Hard physical labor accompanies almost all the tasks of a lobsterman. Their hands and backs take a beating. Cold saltwater, nicks and scrapes, and the heavy load of traps all contribute to the aches and pains of being a lobsterman. Although some of the chores have been mechanized, few haul the traps entirely by hand, most of the job requires tough, manual labor.

A great sense of independence is felt by a lobsterman. Lobster boats generally have a crew of just two, although some of the bigger boats have three, and some tiny boats are handled entirely by one lobsterman. This is not a job where a distant corporate boss relays commands down through a series of managers. The captain of the boat makes the decisions, and must also live with their consequences, good or bad.

Throughout the lobster fishing season, from May to December, each day starts before sunrise. Boats leave harbor in the semi-dark to haul hundreds of traps each day. Checking for lobster, rebaiting the lobster traps, and lowering them back into the sea, fills each day. The lobster traps are heavy, wet and filled with bait, and sometimes a bounty of lobsters. Although the tasks are the same, day after day, weather conditions are constantly changing, traps may be empty or brimming with lobsters, or occasional breakdowns may happen.

Working at sea is dangerous; if there is an emergency lobstermen will risk  their own lives to help a crew in trouble, however sometimes help may be hours away. Unforeseen weather conditions have caught lobstermen at sea, capsizing boats. Freak accidents can cause the loss of life or limb. Almost every lobster fisherman knows of families devastated by tragedies at sea.

It is not all work, though, in the summer months. Great pride is taken in their lobster boats and many communities enjoy lobster boat races, testing the boats and lobstermen. Lobster fishing is prohibited on Sundays during the summer months so these days are reserved for family and community enjoyment.

Many of the lobster fishing spots have been unofficially passed down through families and communities and are guarded from outsiders encroaching into the waters. Fishing in waters three miles from shore is regulated by the state, beyond the three-mile limit out to 200 miles, fishing is regulated by the federal government. Most lobstermen fish within the three-mile zone, close to shore, although there are some who fish farther off shore during the winter months.  Communities are close Knit and rely keenly on their local fishing grounds. Newcomers generally go through an apprenticeship with an established fisherman to be accepted into the fleet.

By the end of the season in late November, the lobsters are on the move out to deeper waters and many  lobstermen are ready to haul their boats up until the spring. Winter is the time for all the chores at home that couldn’t be done during lobster fishing season. It’s a time to work on the boats and plan for the next season’s needs. Those who remain lobstering offshore follow a sporadic schedule determined by what weather will allow.

Lobsterman Associations

In an effort to build a strong voice for lobstermen and women, many have banded together forming both local and statewide associations.
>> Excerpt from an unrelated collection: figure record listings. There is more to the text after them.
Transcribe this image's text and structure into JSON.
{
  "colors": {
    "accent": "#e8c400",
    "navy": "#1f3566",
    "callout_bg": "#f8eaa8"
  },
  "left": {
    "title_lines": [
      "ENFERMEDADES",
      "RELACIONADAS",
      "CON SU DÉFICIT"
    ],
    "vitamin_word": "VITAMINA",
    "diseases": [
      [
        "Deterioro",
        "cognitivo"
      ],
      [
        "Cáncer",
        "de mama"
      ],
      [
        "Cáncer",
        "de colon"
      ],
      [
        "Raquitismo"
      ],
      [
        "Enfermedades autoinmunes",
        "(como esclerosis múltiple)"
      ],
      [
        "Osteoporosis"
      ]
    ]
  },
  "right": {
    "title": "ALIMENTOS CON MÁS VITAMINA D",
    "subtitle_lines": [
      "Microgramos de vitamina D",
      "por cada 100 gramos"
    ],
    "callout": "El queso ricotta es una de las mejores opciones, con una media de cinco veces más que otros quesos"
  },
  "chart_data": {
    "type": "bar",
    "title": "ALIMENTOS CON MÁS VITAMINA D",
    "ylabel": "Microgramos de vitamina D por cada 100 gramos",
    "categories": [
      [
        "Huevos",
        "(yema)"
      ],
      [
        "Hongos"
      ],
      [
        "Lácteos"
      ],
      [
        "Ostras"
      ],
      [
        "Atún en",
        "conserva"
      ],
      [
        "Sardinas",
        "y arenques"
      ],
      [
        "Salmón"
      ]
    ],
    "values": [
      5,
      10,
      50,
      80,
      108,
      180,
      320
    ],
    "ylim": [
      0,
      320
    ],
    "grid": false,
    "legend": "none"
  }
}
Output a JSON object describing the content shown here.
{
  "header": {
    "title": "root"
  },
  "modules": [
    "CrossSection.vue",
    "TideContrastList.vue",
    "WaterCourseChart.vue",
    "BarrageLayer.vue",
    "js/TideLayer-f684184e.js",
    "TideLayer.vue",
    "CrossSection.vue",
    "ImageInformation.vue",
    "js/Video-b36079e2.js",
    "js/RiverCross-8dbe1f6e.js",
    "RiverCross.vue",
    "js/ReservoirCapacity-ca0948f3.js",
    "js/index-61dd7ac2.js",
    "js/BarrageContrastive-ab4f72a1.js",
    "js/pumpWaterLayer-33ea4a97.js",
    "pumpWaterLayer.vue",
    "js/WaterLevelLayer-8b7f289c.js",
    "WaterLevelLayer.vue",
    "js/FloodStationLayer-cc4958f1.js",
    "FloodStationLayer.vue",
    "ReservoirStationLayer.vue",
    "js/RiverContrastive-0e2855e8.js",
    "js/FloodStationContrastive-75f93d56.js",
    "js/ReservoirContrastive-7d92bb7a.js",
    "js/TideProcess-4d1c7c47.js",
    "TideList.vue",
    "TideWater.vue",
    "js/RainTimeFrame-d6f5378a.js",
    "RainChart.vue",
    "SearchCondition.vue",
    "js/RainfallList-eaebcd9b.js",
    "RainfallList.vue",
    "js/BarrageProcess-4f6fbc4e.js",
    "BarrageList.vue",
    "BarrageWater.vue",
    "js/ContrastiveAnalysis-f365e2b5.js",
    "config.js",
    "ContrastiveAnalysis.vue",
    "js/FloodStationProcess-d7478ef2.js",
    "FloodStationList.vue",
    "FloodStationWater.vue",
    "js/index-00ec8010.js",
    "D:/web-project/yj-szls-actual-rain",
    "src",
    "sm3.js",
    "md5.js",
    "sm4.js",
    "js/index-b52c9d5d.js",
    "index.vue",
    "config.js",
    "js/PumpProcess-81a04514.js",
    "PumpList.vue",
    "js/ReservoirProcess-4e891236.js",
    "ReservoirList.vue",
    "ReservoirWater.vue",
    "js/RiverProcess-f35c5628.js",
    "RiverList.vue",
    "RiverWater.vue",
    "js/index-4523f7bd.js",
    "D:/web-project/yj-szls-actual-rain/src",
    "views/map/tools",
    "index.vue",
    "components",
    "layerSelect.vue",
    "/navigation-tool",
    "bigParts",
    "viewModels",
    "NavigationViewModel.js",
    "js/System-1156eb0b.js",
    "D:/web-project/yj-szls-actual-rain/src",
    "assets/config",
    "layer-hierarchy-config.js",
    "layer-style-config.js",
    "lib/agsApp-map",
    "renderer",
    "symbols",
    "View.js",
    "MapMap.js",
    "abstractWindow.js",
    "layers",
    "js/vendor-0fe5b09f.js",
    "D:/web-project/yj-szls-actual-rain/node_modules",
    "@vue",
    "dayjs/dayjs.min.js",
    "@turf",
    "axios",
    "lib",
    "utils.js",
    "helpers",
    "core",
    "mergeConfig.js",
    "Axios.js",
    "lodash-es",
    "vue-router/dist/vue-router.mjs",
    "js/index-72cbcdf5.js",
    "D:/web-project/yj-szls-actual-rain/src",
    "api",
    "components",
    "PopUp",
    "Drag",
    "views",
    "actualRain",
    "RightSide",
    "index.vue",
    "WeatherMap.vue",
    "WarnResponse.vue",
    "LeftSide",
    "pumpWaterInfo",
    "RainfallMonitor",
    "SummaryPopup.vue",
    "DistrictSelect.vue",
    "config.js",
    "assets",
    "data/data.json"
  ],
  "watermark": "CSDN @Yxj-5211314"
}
Island fishermen, from families with long histories in the local lobster fishing industry, form associations to discuss, promote, and research issues affecting their locality. The Maine Lobstermen’s Association, a statewide group, has been fighting for the protection of both the lobsters and the lobsterman’s way of life since its formation in the mid-1950s. As the largest association of its kind, the group uses its member’s experience, scientific research, and community connections to try to balance the issues of conserving the Maine lobster and remaining an industry with economic viability.

From these groups come many new ideas that ensure the sustainability of the Maine lobster and the lobsterman in the 21st century. Along with sustainability and conservation, the exploration of fuel options with a lower carbon-footprint, the preservation of marine habitats, and new concepts in marketing, are at the forefront of issues facing the lobsterman.